Here you expect Rails.logger to receive warn message. But you need to trigger something that should call Rails.logger.warn for the spec to pass.

it 'should raise Transaction Not Found Error if invalid transaction' do
  transaction = FactoryGirl.build(:transaction, state: 'processing', gateway_message: 'success', ref_code: '1qqqq1')
  expect { Transaction.find_by_ref_code('q1111q').should eq transaction }.to raise_error()
end

About this spec: you're mixing expect and should syntaxes in a manner that's hardly understandable. Plus you're just using ActiveRecord methods, and never call your actual API endpoint. That's why you don't get any code coverage.

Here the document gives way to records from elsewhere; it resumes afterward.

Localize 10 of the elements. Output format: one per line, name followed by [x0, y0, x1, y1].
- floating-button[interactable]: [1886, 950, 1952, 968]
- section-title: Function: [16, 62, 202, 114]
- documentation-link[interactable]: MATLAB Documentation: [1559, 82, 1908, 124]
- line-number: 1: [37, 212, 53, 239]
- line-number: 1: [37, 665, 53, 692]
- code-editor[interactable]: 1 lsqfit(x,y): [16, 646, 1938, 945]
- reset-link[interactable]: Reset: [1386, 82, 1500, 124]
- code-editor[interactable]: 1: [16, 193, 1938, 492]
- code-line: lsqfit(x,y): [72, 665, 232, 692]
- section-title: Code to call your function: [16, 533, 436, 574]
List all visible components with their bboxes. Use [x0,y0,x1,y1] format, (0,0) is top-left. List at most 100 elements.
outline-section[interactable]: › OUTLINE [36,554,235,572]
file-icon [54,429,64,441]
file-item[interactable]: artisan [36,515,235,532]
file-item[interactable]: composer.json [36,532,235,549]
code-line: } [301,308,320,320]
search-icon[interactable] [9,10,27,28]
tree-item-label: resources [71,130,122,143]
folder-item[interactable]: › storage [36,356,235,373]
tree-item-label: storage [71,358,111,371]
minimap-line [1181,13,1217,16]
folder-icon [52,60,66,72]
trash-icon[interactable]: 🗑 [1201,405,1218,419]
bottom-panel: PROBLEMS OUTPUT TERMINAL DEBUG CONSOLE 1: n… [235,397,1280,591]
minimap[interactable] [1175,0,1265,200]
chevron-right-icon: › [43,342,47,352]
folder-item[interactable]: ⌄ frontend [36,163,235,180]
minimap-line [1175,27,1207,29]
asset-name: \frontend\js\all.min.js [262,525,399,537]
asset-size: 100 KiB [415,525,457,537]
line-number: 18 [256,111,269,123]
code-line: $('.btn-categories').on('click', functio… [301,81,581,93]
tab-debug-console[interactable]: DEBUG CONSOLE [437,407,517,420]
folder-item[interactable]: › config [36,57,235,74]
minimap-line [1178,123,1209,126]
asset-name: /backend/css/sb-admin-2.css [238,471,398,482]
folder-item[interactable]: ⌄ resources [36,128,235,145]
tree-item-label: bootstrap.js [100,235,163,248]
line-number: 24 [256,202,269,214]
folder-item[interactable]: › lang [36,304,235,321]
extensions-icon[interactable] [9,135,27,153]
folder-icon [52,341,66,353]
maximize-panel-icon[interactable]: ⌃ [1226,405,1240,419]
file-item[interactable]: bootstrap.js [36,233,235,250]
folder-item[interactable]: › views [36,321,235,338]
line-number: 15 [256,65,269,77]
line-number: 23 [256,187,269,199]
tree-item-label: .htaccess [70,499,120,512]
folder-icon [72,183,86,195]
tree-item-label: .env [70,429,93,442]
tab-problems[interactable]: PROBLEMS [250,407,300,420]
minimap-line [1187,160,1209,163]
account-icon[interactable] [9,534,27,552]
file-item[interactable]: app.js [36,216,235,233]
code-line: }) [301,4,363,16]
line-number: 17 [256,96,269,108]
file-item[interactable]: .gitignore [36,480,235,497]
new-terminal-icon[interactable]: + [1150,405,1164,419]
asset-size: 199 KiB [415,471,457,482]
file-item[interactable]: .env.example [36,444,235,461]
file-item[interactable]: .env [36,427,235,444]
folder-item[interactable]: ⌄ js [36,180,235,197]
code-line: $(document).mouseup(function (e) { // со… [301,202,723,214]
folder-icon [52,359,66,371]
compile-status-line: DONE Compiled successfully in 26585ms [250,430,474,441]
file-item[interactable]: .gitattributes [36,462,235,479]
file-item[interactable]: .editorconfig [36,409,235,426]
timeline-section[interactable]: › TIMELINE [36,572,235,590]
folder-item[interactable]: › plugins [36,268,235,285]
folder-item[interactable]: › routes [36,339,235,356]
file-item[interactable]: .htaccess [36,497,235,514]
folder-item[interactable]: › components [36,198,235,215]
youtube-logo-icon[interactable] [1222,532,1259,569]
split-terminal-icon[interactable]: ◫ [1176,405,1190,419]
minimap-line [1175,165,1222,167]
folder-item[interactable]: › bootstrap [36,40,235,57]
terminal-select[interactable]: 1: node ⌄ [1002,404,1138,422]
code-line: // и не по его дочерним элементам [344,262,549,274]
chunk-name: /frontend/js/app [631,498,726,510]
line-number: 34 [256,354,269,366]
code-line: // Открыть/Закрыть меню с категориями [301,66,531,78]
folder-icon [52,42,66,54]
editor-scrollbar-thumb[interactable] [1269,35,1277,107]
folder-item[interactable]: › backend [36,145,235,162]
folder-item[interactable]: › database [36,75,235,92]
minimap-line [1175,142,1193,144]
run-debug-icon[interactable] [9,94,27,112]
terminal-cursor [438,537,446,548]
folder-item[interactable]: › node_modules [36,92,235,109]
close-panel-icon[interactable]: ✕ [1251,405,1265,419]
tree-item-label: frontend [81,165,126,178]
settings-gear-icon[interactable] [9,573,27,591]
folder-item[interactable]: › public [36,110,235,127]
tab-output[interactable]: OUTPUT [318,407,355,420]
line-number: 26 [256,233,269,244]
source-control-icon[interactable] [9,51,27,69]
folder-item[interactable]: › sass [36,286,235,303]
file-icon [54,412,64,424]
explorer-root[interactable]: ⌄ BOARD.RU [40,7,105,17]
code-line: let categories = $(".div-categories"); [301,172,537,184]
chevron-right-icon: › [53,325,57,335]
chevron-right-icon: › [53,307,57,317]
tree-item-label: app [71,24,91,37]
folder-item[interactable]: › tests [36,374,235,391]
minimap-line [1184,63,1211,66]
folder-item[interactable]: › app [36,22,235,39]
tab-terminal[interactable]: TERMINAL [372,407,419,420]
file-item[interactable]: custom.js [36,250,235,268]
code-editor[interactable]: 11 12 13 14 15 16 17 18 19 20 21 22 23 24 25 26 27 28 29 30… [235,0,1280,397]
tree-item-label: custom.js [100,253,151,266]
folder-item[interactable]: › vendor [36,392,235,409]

In the end, what you should do to get proper coverage of your endpoint is actually calling it. This could be done in a before :each block for instance, or even in each of your spec, like this:

describe 'transaction/status' do
  before :each do
    post 'path/to/api/transaction/status'
    # post 'path/to/api/transaction/status', params: { some: params }
    # post 'path/to/api/transaction/status', headers: { some: headers }
  end

  it '...' do
    expect( response ).to ...
  end
end

You get the idea. You can check out RSpec Rails 3.7 - Request specs for more details and examples.